Some patients are sympathetic to suppliers’ claims. Clarence A. Martin of Burbank, Wash., who has been on oxygen for more than five years because of chronic bronchitis and emphysema, says the company that supplies his oxygen once sent an employee out in the middle of the night to help him with his equipment during a power outage.
“They’re trying to have these people that furnish me oxygen do all this running out here and not get any reimbursement,” says the 81-year-old. “I don’t think that’s right.”
New Patient Charges
To make up for lost Medicare revenue, some suppliers have told patients they will begin charging them for services they once provided for no additional fee, such as in-home visits from a respiratory therapist.
Suppliers are scrambling to adapt to the new rules. Sam Clay, owner of Clay Home Medical in Petersburg, Va., says he struggled recently to work out arrangements for a new patient moving from North Carolina. The patient wanted to switch to his service, but Mr. Clay says he couldn’t afford to accept her because she was near the three-year limit on full Medicare payments.

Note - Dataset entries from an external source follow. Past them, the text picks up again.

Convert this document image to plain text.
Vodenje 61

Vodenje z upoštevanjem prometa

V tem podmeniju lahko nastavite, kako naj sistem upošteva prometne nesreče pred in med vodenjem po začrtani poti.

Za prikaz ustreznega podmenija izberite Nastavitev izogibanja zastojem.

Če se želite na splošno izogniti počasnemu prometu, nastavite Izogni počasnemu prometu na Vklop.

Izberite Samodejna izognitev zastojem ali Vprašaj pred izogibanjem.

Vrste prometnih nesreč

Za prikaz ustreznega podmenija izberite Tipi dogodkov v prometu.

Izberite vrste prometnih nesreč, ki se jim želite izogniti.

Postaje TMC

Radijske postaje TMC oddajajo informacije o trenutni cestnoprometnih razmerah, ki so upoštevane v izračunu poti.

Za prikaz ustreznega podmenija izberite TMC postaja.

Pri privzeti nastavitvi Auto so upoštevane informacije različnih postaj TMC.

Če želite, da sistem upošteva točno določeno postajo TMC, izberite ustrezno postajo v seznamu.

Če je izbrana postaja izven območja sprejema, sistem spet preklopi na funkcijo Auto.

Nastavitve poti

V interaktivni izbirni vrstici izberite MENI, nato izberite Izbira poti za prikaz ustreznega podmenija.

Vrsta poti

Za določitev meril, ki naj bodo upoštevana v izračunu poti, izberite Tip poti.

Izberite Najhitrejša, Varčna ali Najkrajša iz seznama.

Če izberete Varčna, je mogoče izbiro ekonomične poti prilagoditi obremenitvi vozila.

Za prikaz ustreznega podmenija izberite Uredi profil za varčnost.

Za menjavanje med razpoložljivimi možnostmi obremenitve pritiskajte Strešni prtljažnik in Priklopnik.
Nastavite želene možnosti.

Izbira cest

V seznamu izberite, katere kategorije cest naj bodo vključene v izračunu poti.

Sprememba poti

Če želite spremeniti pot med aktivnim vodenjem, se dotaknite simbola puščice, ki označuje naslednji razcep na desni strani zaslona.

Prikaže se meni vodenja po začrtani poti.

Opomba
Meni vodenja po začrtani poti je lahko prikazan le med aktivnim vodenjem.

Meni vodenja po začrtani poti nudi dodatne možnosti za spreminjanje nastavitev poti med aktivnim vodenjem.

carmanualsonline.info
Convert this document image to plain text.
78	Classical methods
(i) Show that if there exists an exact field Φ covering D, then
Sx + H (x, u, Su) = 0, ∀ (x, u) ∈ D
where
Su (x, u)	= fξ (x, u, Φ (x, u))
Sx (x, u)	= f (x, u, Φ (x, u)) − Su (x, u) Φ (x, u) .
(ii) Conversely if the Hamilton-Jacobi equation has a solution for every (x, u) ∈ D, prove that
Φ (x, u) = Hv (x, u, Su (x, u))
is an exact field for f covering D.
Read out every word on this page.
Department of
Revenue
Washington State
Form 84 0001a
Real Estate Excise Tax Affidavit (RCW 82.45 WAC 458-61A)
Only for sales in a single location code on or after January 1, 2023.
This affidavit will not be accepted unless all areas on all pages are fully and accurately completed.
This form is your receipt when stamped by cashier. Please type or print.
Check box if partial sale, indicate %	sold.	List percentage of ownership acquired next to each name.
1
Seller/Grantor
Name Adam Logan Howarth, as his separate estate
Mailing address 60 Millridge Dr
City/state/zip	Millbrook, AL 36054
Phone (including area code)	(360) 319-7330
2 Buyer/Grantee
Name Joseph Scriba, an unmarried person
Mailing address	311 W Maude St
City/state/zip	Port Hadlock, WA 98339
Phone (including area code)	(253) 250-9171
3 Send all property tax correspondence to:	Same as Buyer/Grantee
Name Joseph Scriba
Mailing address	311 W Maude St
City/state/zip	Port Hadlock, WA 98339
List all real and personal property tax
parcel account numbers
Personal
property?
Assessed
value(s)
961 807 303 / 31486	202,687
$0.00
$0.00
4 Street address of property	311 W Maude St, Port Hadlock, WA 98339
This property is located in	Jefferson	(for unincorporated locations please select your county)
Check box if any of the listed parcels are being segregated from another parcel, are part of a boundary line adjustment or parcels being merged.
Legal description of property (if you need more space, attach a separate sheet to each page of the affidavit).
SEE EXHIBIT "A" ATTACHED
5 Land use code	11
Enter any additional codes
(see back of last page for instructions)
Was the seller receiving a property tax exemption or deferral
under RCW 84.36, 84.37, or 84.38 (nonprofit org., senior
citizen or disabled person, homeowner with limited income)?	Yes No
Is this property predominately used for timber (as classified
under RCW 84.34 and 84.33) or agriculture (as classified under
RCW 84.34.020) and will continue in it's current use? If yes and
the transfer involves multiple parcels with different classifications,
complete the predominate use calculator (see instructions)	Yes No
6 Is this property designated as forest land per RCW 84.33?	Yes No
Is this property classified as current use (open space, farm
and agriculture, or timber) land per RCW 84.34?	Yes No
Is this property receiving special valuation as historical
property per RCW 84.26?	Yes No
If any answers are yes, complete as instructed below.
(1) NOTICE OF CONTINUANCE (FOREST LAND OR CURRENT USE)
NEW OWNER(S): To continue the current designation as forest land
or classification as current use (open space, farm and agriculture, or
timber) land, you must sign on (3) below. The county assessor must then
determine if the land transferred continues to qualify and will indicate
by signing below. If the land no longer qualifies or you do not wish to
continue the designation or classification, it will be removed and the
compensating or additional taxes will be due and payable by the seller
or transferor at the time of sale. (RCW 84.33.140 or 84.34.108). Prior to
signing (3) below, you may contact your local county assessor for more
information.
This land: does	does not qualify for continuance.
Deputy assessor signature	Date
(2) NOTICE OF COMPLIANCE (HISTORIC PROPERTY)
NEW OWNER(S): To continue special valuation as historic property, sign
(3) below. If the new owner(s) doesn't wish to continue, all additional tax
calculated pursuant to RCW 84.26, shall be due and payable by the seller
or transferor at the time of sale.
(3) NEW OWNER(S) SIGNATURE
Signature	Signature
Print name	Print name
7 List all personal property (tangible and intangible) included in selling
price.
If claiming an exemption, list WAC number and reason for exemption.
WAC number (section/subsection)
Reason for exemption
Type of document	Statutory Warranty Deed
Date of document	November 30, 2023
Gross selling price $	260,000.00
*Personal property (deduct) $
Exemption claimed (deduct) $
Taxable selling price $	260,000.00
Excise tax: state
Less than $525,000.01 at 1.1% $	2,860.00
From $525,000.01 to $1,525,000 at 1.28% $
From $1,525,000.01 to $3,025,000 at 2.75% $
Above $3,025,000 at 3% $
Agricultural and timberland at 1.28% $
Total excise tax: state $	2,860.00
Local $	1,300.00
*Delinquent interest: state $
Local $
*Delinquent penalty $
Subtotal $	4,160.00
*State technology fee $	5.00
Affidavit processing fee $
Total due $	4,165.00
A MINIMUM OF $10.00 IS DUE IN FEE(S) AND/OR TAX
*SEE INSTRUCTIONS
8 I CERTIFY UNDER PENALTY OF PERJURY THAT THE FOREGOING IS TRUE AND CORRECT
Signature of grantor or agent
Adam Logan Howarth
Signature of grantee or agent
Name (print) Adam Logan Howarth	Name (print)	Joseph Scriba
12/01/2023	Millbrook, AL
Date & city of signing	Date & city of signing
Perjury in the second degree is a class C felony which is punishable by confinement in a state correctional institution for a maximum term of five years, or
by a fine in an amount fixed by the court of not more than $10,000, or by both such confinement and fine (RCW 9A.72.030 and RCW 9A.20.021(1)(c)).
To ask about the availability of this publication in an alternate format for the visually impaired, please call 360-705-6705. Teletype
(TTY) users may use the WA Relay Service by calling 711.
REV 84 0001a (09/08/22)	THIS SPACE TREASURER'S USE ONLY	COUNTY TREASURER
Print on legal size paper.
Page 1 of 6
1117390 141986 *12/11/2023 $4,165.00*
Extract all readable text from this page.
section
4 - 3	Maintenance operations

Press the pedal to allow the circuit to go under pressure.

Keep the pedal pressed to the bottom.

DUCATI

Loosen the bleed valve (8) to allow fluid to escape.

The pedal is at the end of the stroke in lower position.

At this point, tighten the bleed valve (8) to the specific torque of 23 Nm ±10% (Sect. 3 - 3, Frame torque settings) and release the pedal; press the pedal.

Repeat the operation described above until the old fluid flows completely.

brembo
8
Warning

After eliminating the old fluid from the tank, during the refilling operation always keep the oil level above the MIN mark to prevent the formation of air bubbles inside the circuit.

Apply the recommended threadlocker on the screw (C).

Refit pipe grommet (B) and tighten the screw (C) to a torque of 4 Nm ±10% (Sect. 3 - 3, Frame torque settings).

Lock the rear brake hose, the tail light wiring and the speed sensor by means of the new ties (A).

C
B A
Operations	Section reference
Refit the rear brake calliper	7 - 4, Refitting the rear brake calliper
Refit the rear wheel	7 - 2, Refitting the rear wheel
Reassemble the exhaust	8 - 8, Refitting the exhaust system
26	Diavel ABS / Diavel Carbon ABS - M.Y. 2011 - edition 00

Ultimately, Mr. Clay agreed to act as a subcontractor to the patient’s previous supplier to provide services that Medicare won’t pay for, such as equipment repairs. He says he will receive payment from the previous supplier on a fee-for-service basis. But he says he’s discounting his usual charges because he knows the other supplier already is taking a hit by continuing to be responsible for the patient with minimal reimbursement.
“If we were able to do what we had been doing for 20 years, the patient would have just changed their service here,” Mr. Clay says.